Significantly, the researchers found that more than half of the infants born in this village died in their first three months of life; in some instances, the remains of several infants were discovered in a single box. Could they have been victims of Pharaoh’s decree that all the newborn Israelite boys be killed?

Professor Rosalie David, an Egyptian specialist at the University of Manchester, observed that goods were found to have been dropped all over the streets, and houses were suddenly abandoned, as if hordes of people frantically fled.

Another telltale sign is a pit found in Avaris containing a pile of dead bodies that had not been given a proper burial. Some archaeologists believe a plague – or some dramatic event – suddenly killed a large number of people, who had to be quickly buried. That dramatic event could very well have been the plague that struck Egypt on the night of the Exodus.

Yet another relevant artifact is pieces of a broken stone monument discovered in 1947 by archeologist Henri Chevrier, which contained a reference to a Pharaoh called “AhkMoshe,” which in ancient Egyptian means “the moon is born,” carved in hieroglyphic.

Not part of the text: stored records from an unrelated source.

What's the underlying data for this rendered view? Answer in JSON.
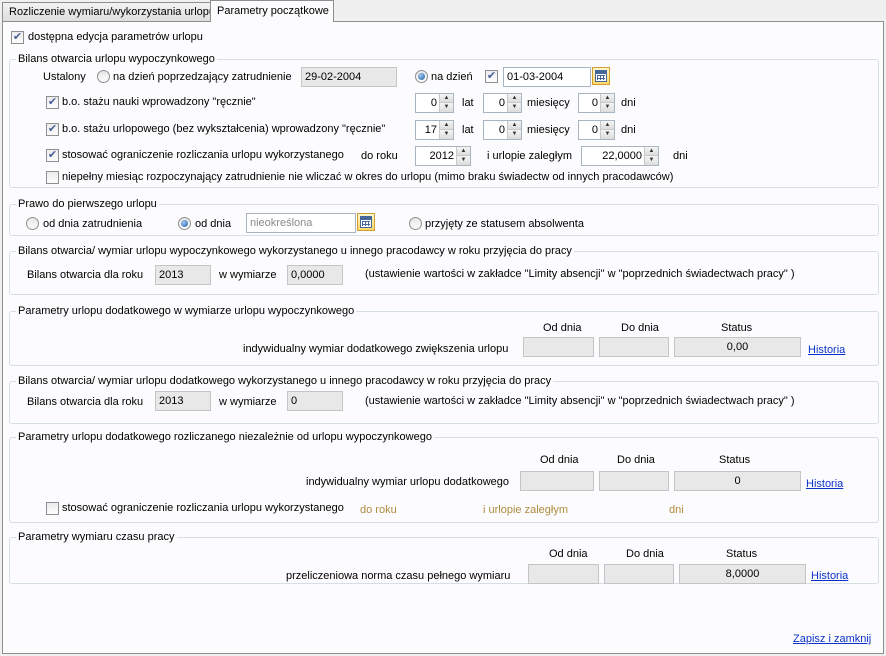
{
  "tabs": [
    {
      "label": "Rozliczenie wymiaru/wykorzystania urlopu",
      "active": false
    },
    {
      "label": "Parametry początkowe",
      "active": true
    }
  ],
  "editable": {
    "label": "dostępna edycja parametrów urlopu",
    "checked": true
  },
  "bilans": {
    "legend": "Bilans otwarcia urlopu wypoczynkowego",
    "ustalony_label": "Ustalony",
    "radio_prev_label": "na dzień poprzedzający zatrudnienie",
    "radio_prev_date": "29-02-2004",
    "radio_day_label": "na dzień",
    "day_date": "01-03-2004",
    "nauka": {
      "label": "b.o. stażu nauki wprowadzony \"ręcznie\"",
      "lat": "0",
      "miesiecy": "0",
      "dni": "0"
    },
    "urlopowy": {
      "label": "b.o. stażu urlopowego (bez wykształcenia) wprowadzony \"ręcznie\"",
      "lat": "17",
      "miesiecy": "0",
      "dni": "0"
    },
    "lat_label": "lat",
    "miesiecy_label": "miesięcy",
    "dni_label": "dni",
    "ograniczenie": {
      "label": "stosować ograniczenie rozliczania urlopu wykorzystanego",
      "do_roku_label": "do roku",
      "do_roku": "2012",
      "zaleglym_label": "i urlopie zaległym",
      "zaleglym": "22,0000",
      "dni_label": "dni"
    },
    "niepelny": {
      "label": "niepełny miesiąc rozpoczynający zatrudnienie nie wliczać w okres do urlopu (mimo braku świadectw od innych pracodawców)",
      "checked": false
    }
  },
  "prawo": {
    "legend": "Prawo do pierwszego urlopu",
    "od_zatrudnienia": "od dnia zatrudnienia",
    "od_dnia": "od dnia",
    "od_dnia_placeholder": "nieokreślona",
    "absolwent": "przyjęty ze statusem absolwenta"
  },
  "bilans_wymiar": {
    "legend": "Bilans otwarcia/ wymiar urlopu wypoczynkowego wykorzystanego u innego pracodawcy w roku przyjęcia do pracy",
    "label": "Bilans otwarcia  dla roku",
    "rok": "2013",
    "wymiarze_label": "w wymiarze",
    "wymiar": "0,0000",
    "note": "(ustawienie wartości w zakładce \"Limity absencji\" w \"poprzednich świadectwach pracy\" )"
  },
  "dodatkowy": {
    "legend": "Parametry urlopu dodatkowego w wymiarze urlopu wypoczynkowego",
    "od": "Od dnia",
    "do": "Do dnia",
    "status": "Status",
    "row_label": "indywidualny wymiar dodatkowego zwiększenia urlopu",
    "status_value": "0,00",
    "historia": "Historia"
  },
  "bilans_dodatkowy": {
    "legend": "Bilans otwarcia/ wymiar urlopu dodatkowego wykorzystanego u innego pracodawcy w roku przyjęcia do pracy",
    "label": "Bilans otwarcia  dla roku",
    "rok": "2013",
    "wymiarze_label": "w wymiarze",
    "wymiar": "0",
    "note": "(ustawienie wartości w zakładce \"Limity absencji\" w \"poprzednich świadectwach pracy\" )"
  },
  "niezaleznie": {
    "legend": "Parametry urlopu dodatkowego rozliczanego niezależnie od urlopu wypoczynkowego",
    "od": "Od dnia",
    "do": "Do dnia",
    "status": "Status",
    "row_label": "indywidualny wymiar urlopu dodatkowego",
    "status_value": "0",
    "historia": "Historia",
    "ogr_label": "stosować ograniczenie rozliczania urlopu wykorzystanego",
    "do_roku": "do roku",
    "zaleglym": "i urlopie zaległym",
    "dni": "dni"
  },
  "czas": {
    "legend": "Parametry wymiaru czasu pracy",
    "od": "Od dnia",
    "do": "Do dnia",
    "status": "Status",
    "row_label": "przeliczeniowa norma czasu pełnego wymiaru",
    "status_value": "8,0000",
    "historia": "Historia"
  },
  "footer": {
    "save": "Zapisz i zamknij"
  }
}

AhkMoshe is believed to have ruled Egypt during the years 1539-1514 BCE. Intriguingly, in Hebrew, “AhkMoshe” means “the brother of Moses.” Could this name have been intended as a play on words in both languages? Did AhkMoshe have a brother named Moses?

Sitting in the Cairo museum, this stone artifact explains in detail how Egypt was enveloped in darkness, and suffered storms of epic proportions. It sounds eerily familiar to the plagues – the likes of which have only occurred once in Egyptian history.

The stone also mentions how “God” displayed His power – yes, one God recognized by Jewish monotheism, as opposed to the pagan deities worshipped by other peoples in the ancient world.

Moses’s Pharaoh

Returning to our original question, King ThutMoshe III is believed to have ruled Egypt from 1479 BCE to 1425 BCE.

As mentioned, the Book of Kings indicates that the Exodus took place 3,440 years ago, during this Pharaoh’s reign, and it would thus appear that he was the Pharaoh whom Moses confronted, and who stubbornly refused to allow the Israelite slaves to leave Egypt.

Remarkably, King ThutMoshe III was only about 35 years old when the last plague is believed to have struck his nation. Moses, at the time, was 80.

This leads us to one of the great ironies – and lessons – of the Exodus story.

While most people have never even heard of ThutMoshe III, the powerful, arrogant ruler of the mighty Egyptian Empire, the entire world has heard of his adversary, Moses, who has inspired billions of people for more than three millennia.

The ruler who stubbornly refused to bow his head in submission to God has been all but forgotten, while the legacy of the man representing the slaves he so brutally oppressed continues to live on.